COMIC DRAMA; 2hr 2min (French with subtitles)
STARRING: Isabelle Huppert, Laurent Lafitte, Marina Foïs, André Marcon, Raphäel Personnaz
Boredroom: Huppert
Combining “elements of fiction with a subjective view,” writer-director Thierry Klifa takes a head trip down the plushly lined rabbit hole of cosmetics powerhouse and titular femme riche Marianne Farrère (Huppert). Loosely based on the avidly reported, politically scandalous 2010-ish antics of L’Oréal heiress Liliane Bettencourt, Huppert’s Marianne is a vividly lipsticked autocrat whose rigorous control of her family’s Windler Group belies a rebel spirit begging for a cause.

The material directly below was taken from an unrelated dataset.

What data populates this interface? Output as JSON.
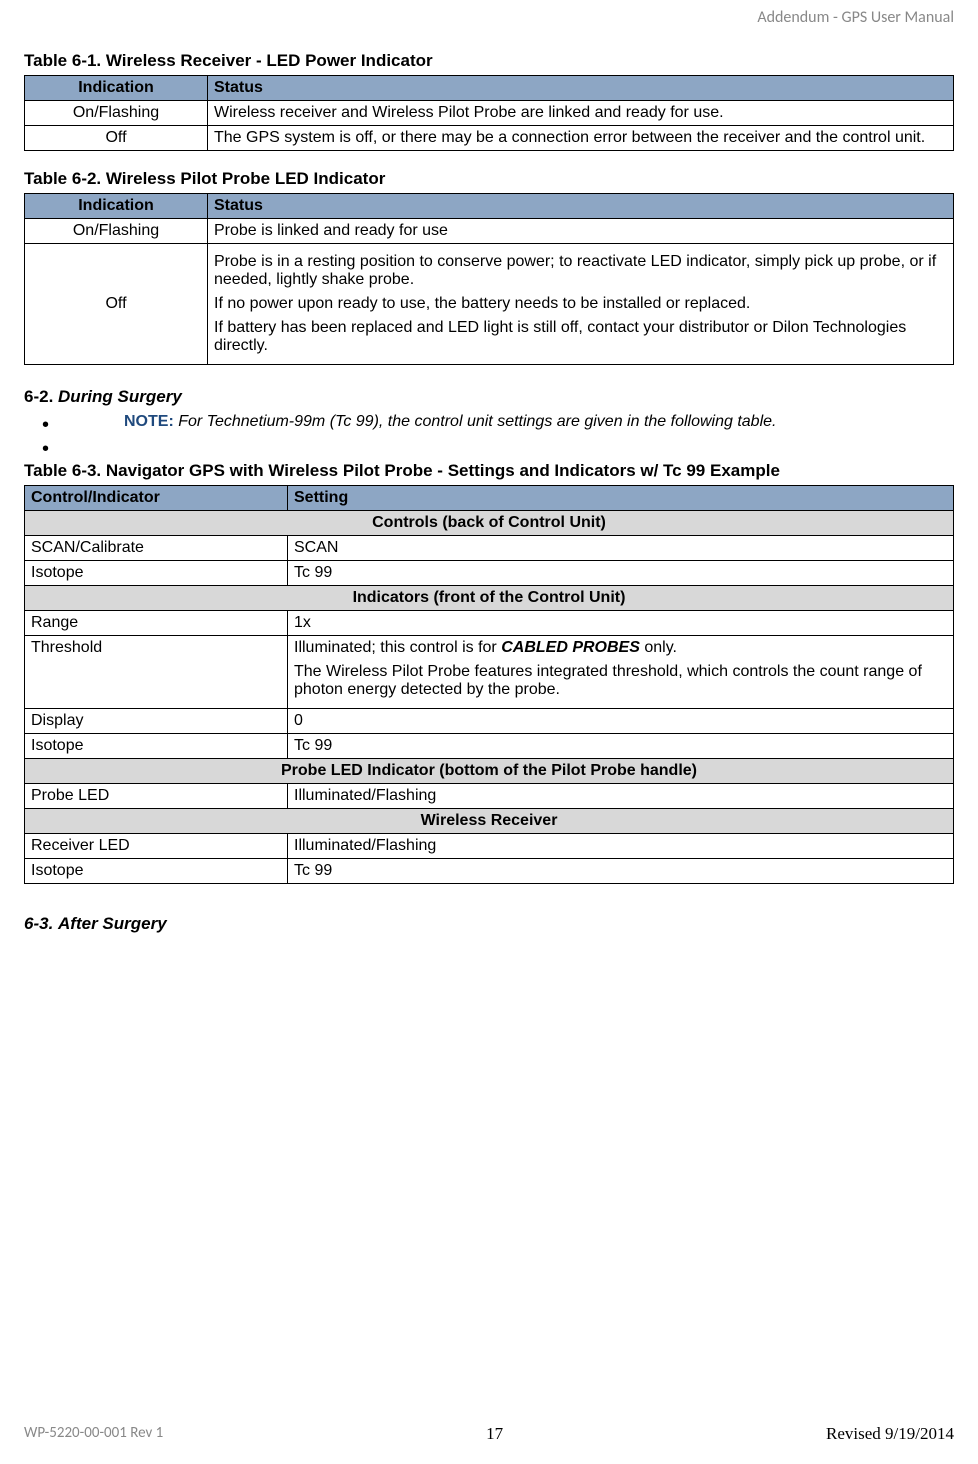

She finds a hedonistic excuse for one in exuberant gay writer-photographer Pierre-Alain Fantin (Lafitte), who, after imperiously shooting Marianne for a magazine cover, blasts through her stuffy existence like a cleansing gale, sweeping its hidebound protocols before him. While Marianne’s husband, Guy (Marcon), is cautiously intrigued by her new crush, her strait-laced daughter Frédérique (Foïs) and dedicated butler Jérôme (Personnaz) are less than beguiled right off the bat. Swept away as only the most defensive of loners can be, an enchanted Marianne loftily disregards them all.
Watching Marianne and Pierre-Alain cut loose like stoner teens is a fun time that implodes with a rollout of bangs, propelled in equal explosive parts by the family’s damaged financial reputation and a volatile Pierre-Alains’s insatiable greed. Manipulation and delusion are a pairing for the ages, after all. But if Marianne’s tall tale feels told from the start, Huppert is a subverter of even the creakiest clichés. From queenly dragon lady to ensnared butterfly, Marianne is irrevocably alone.